Hasan Paşa 1904 yılında Beşiktaş semtindeki yalısında yakalandığı tifo hastalığı yüzünden on beş gün içinde vefat etmiştir. Türbesi Sultan II. Abdülhamit Han’ın emri ile Beşiktaş’ta bulunan Barbaros Hayrettin Paşa Hazinesine defnedilmiştir. Bu defin sırasında Barbaros Hayrettin Paşa’nın ahfadından bazılarının mezar taşlarına zarar verildiği düşüncesi II. Meşrutiyet sonrası fazlası ile dile getirilerek Hasan Paşa’nın türbesi eleştiri konusu haline gelmiştir. Uzun süren tartışmalar sonrası ilk defnedildiği Barbaros Hayrettin Paşa hazinesinden şimdiki kabrinin bulunduğu Çırağan Sarayı’nın arkasındaki Yahya Efendi Mezarlığı’na defnedilmiştir. Ne hazindir ki fedakârca gece gündüz demeden vatanı ve milletinin selameti için tehlikelere atılmış bir kişiye bir mezar dahi çok görülmektedir. Aslında II. Abdülhamit Han’a düşman olanlar onun yanında durmuş sadakatle bağlanmış kişilere dahi II. Abdülhamit kadar kin beslediklerini güç ellerine geçtiğinde yaşamasalar dahi mezarları üzerinden ortaya koymuşlardır.
Onca hizmette bulunan Yedi Sekiz Hasan Paşadan geride meşhur namıyla beraber, memleketi Çorum’da 1894 yılında yaptırttığı 27,5 metre yüksekliğindeki saat kulesi kalmıştır. Ayrıca idari olarak etkisini İskilip, Osmancık ve Sungurlu gibi yerleri Çorum sancağına doğrudan bağlamasıyla bugün Çorum ilinin ilçeleri olmasında katkısı söz konusudur.

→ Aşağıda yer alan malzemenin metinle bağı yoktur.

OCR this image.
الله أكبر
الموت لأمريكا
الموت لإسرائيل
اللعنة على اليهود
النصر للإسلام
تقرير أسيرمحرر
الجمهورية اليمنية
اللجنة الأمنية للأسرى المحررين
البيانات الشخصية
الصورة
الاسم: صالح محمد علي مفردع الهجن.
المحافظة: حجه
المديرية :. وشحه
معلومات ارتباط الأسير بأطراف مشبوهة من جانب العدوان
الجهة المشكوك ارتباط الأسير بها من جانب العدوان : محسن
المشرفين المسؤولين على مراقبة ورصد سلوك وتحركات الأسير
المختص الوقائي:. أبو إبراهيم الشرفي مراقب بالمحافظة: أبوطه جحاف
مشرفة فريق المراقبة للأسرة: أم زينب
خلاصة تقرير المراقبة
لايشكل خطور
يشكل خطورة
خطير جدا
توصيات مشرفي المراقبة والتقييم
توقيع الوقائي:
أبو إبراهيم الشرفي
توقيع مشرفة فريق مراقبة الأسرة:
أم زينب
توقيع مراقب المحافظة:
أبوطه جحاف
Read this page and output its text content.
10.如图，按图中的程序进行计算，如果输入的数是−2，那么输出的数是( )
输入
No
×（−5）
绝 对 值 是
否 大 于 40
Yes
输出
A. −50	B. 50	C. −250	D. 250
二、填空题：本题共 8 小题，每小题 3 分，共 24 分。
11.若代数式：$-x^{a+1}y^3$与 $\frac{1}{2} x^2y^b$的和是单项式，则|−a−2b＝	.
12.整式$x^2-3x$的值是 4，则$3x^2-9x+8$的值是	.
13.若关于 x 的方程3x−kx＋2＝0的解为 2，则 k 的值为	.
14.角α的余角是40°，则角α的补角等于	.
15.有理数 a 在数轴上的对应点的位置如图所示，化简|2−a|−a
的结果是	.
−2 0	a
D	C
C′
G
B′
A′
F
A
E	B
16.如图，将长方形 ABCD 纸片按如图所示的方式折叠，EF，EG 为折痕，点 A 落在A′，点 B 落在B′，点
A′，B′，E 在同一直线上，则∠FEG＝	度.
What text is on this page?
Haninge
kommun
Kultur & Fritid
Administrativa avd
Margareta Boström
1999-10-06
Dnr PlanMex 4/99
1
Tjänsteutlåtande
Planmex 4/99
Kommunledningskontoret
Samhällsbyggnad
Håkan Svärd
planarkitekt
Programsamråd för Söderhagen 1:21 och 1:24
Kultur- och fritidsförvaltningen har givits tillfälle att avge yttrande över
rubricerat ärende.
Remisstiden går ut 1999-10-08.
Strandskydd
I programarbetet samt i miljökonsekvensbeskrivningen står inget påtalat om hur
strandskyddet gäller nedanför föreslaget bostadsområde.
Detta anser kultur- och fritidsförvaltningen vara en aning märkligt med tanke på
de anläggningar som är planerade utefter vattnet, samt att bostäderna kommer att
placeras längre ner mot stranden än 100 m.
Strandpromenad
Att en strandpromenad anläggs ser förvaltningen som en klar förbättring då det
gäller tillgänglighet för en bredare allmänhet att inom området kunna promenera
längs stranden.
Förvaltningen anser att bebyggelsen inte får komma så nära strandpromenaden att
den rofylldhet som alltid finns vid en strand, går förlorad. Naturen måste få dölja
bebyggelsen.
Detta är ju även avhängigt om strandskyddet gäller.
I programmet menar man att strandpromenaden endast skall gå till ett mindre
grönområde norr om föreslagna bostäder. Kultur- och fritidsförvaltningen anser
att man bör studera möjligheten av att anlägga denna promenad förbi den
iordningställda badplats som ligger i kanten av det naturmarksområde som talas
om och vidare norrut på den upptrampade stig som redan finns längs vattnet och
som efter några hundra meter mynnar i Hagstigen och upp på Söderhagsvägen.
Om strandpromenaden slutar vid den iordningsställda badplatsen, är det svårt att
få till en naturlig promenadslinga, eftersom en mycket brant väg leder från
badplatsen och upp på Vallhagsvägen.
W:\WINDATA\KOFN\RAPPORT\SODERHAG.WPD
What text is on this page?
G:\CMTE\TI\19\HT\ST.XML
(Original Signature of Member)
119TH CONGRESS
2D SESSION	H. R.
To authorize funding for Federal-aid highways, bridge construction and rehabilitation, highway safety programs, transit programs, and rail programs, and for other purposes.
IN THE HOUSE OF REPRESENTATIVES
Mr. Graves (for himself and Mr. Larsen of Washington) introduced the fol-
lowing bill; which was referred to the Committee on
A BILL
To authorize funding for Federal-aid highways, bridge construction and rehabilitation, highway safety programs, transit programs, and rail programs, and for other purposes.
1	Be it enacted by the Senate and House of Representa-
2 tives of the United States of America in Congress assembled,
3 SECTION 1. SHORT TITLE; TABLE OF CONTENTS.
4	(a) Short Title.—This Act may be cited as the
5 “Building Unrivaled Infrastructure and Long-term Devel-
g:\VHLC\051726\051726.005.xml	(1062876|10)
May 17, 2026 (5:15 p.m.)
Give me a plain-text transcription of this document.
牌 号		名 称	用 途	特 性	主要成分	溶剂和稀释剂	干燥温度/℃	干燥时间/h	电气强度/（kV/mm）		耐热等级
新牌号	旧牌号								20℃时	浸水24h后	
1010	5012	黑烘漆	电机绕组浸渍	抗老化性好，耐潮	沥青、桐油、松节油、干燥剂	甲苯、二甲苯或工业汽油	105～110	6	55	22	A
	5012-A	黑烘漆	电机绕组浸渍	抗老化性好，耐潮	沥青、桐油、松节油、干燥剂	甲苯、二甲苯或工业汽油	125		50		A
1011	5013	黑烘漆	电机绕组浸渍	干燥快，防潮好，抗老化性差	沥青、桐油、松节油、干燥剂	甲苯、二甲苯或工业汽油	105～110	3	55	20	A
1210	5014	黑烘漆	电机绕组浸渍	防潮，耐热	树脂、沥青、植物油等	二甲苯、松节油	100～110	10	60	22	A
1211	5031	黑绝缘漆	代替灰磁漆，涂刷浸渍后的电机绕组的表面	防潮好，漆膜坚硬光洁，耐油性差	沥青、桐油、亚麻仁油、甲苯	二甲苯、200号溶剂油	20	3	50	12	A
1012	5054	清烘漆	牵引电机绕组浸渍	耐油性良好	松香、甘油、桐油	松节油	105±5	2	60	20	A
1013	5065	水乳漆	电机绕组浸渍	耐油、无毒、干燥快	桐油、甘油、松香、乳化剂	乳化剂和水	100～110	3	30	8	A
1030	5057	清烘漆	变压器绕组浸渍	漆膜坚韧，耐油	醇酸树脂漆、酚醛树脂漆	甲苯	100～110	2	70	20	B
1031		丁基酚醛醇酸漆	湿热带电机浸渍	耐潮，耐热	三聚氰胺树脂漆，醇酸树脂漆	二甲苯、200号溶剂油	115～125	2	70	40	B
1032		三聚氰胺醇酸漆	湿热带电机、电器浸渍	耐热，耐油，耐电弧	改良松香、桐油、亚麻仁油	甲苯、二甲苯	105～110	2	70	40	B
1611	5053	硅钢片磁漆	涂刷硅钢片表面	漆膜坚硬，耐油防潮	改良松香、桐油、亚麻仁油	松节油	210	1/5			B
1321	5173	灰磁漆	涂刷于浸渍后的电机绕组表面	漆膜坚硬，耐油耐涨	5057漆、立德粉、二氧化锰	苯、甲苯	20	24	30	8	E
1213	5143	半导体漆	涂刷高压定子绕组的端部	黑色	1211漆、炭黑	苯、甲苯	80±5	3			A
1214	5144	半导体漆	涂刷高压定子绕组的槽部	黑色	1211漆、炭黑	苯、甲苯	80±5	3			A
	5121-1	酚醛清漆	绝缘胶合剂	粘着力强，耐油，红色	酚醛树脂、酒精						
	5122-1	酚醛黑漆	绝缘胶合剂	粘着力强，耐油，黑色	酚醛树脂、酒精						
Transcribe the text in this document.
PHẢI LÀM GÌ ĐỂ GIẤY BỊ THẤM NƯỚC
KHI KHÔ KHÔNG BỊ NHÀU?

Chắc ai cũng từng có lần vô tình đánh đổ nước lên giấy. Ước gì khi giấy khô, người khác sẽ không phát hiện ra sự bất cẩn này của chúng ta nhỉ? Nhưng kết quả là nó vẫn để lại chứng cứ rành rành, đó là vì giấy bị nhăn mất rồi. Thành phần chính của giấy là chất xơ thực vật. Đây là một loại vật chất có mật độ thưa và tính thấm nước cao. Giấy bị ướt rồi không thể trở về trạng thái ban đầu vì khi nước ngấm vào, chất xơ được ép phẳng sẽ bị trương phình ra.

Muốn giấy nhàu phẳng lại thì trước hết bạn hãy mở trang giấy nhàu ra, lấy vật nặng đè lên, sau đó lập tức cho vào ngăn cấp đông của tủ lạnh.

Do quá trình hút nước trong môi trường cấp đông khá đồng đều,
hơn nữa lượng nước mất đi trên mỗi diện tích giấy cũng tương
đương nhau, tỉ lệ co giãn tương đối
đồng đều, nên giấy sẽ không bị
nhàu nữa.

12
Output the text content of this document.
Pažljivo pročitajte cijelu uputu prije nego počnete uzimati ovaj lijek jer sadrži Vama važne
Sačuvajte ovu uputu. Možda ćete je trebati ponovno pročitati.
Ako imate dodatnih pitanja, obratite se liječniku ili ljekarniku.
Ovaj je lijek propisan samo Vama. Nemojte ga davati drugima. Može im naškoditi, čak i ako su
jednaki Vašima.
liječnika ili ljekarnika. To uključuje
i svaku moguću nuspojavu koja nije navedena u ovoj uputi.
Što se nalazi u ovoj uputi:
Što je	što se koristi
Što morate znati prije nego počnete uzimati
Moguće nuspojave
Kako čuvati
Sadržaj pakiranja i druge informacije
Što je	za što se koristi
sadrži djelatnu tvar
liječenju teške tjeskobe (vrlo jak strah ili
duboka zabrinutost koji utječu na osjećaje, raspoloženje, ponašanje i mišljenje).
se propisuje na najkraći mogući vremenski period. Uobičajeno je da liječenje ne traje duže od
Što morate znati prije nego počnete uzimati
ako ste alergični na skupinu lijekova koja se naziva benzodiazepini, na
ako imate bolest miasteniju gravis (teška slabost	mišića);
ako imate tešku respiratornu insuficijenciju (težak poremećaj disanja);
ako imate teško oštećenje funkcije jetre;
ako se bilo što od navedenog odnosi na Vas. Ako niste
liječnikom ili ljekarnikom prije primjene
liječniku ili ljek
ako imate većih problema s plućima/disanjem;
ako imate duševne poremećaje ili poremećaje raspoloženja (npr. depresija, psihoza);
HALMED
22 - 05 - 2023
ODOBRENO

Vatanına hizmete er olarak başladığı askerlik hayatını Mareşal yani askeri olarak en yüksek rütbede vefat ederek tamamlamış doğruları ve yanlışları ile tarihimizin tozlu sayfalarında kalmış bir şahsiyettir.
Mareşal: en az iki meydan muharebesini kazanmış ya da bir savaşta birden çok cephe yöneten kişilere verilen en yüksek askeri rütbedir. Bu rütbe en yüksek askerî rütbe olmakla beraber diğer rütbelerden önemli bir farkı kıdem ve bekleme ile kazanılamamasıdır.